Self-defeating is absolutely right. A&R's arrogant, ham-fisted money-grab against smaller Australian publishers hit the Internet and grew legs. Just a few years ago, it might have passed without comment -- but now, it's everywhere. After just a few days, the story reached number two on Google's search page for "Angus and Robertson", behind only A&R's website itself. (Oh my, wouldn't a Google bomb go down well now?)

Readers, that is to say, people who buy books, quickly inundated the original Sydney Morning Herald blog post with their promises to boycott A&R. Many readers explained that with lousy book selections and unhelpful, untrained staff, A&R was a poor shadow of its former self, and this was the final straw. And then a independent buying group stepped into the fray with a deliciously over-the-top parody of A&R's demands.

One thing that puzzles me... every time I go into a Borders bookstore, it's full of customers, the shelves are jammed full with a great variety of books, the lines in front of the cash registers are long.
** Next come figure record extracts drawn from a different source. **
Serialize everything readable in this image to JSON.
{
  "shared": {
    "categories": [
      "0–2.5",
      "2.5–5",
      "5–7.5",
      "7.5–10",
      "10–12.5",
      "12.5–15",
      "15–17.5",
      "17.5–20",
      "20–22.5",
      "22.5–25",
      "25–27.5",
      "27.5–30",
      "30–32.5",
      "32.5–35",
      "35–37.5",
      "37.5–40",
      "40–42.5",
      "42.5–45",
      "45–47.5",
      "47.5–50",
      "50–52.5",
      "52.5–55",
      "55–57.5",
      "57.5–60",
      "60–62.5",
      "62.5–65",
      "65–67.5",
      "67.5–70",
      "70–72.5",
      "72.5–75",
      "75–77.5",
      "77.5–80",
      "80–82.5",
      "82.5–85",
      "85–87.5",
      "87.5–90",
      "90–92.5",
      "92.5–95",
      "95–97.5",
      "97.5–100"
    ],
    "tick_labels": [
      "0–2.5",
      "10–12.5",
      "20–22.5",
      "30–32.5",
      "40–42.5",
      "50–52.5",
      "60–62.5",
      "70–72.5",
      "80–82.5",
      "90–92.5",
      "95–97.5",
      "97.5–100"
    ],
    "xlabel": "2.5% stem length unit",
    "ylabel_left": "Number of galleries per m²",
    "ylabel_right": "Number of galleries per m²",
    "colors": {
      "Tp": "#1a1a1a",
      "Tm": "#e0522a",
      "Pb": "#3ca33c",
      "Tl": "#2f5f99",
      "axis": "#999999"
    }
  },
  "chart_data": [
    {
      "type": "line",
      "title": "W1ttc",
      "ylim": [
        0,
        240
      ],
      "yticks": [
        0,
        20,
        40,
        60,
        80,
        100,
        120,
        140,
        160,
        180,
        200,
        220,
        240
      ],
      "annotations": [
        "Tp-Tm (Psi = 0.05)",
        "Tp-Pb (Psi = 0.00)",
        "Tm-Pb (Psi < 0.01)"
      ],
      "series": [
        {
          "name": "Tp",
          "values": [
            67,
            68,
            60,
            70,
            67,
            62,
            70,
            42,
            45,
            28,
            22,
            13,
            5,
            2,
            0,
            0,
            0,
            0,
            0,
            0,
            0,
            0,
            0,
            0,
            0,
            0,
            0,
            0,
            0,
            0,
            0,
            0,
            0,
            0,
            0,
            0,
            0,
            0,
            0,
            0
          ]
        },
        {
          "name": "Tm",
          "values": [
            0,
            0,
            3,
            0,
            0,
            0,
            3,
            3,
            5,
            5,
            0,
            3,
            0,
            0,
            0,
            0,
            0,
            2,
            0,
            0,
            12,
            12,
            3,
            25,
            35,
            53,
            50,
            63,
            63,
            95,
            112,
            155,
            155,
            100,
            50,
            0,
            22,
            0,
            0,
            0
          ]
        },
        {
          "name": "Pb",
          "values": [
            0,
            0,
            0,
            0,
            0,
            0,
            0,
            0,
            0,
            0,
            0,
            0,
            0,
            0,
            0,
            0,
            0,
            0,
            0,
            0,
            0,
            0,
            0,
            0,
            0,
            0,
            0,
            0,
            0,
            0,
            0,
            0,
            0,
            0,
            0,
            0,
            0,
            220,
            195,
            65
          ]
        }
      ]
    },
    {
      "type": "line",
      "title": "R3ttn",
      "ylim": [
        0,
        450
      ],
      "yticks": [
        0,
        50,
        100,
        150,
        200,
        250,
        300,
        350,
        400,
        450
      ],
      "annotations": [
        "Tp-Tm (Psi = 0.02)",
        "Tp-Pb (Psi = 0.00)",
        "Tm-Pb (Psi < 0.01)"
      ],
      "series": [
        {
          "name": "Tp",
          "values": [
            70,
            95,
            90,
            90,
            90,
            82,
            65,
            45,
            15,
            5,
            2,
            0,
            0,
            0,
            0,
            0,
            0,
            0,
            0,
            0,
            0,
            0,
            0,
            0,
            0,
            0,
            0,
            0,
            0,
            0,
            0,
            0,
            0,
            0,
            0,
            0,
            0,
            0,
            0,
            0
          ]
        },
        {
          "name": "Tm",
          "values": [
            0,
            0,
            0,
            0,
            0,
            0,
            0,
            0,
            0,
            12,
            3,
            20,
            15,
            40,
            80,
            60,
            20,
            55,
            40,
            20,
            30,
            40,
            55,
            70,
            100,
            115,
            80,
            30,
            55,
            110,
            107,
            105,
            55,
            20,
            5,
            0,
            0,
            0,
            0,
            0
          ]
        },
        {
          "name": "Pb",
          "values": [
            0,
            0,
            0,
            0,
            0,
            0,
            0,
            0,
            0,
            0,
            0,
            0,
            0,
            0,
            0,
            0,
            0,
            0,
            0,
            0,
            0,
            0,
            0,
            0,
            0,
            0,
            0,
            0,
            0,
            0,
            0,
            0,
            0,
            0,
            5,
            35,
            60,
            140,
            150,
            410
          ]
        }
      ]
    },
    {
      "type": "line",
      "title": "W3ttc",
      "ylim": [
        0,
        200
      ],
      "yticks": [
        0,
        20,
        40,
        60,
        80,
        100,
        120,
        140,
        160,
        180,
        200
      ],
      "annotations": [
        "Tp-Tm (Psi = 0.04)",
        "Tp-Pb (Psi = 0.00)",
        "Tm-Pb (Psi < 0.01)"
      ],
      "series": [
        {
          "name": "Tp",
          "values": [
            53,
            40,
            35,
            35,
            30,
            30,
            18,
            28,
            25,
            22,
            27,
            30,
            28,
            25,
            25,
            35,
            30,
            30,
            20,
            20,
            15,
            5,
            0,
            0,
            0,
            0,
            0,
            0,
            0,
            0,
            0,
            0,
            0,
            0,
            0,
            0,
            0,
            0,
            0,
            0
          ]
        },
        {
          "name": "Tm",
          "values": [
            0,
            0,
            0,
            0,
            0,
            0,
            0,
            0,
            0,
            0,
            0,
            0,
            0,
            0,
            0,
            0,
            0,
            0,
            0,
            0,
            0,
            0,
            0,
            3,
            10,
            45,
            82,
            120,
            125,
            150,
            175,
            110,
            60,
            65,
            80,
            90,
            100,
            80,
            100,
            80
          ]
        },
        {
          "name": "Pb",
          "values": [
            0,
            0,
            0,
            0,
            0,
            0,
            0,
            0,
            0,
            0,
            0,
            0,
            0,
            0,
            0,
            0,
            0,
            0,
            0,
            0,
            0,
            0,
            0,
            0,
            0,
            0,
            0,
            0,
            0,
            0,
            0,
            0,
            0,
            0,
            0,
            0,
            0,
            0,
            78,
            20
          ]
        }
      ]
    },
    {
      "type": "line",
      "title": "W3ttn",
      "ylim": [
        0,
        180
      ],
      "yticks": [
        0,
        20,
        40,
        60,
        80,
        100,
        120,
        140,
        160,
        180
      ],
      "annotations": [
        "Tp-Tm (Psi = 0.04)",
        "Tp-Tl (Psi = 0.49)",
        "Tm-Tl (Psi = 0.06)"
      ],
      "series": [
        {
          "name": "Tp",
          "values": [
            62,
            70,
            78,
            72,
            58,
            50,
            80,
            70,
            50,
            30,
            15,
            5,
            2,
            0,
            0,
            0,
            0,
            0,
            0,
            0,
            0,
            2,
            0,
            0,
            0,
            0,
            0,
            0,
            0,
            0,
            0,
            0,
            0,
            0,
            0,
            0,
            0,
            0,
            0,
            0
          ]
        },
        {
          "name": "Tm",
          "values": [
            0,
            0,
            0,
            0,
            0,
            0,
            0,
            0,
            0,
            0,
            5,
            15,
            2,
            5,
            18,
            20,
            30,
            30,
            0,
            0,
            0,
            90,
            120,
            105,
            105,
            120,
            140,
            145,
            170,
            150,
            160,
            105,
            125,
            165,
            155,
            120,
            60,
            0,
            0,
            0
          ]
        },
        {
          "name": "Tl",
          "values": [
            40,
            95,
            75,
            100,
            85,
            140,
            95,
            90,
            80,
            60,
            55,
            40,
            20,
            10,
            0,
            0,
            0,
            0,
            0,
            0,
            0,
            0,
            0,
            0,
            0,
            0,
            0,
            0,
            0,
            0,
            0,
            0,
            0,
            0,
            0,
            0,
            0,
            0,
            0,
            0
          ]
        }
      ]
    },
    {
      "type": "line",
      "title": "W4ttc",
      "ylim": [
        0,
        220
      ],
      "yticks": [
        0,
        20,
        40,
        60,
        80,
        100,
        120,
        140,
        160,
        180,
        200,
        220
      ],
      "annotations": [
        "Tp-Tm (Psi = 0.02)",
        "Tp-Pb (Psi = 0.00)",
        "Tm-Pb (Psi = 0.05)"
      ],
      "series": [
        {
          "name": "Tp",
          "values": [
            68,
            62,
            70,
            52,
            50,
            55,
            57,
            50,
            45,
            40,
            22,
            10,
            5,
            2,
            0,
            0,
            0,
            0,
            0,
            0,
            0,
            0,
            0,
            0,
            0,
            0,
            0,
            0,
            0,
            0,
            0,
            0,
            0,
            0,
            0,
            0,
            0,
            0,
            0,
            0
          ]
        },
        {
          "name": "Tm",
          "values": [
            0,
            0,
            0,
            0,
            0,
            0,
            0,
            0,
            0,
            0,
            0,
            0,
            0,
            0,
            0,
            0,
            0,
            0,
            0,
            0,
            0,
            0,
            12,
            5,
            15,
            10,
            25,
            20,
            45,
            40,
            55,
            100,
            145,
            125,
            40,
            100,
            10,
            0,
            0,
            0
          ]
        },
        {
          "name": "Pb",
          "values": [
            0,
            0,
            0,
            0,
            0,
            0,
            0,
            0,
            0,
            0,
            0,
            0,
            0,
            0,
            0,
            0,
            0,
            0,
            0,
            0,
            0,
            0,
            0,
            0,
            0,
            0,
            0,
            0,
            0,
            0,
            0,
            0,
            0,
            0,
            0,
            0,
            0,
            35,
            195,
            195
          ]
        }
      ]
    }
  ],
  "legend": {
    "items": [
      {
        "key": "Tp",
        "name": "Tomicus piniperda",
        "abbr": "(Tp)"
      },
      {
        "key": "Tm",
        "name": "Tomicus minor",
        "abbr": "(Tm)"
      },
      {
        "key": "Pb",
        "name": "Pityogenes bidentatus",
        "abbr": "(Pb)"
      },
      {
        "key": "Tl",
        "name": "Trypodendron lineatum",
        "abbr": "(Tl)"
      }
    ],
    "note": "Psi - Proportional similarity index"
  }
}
At A&R stores, the customers are thin on the ground, the shelves are lightly stocked and mostly cheap remainders on sale for half price or less, and there's never a line at the cash register. So how come the rumour mill has it that A&R is likely to buy out Borders Australian operation? Is the Australian retail book market from Bizarro World, where you make money by not selling lots of books, and lose money by having a thriving business?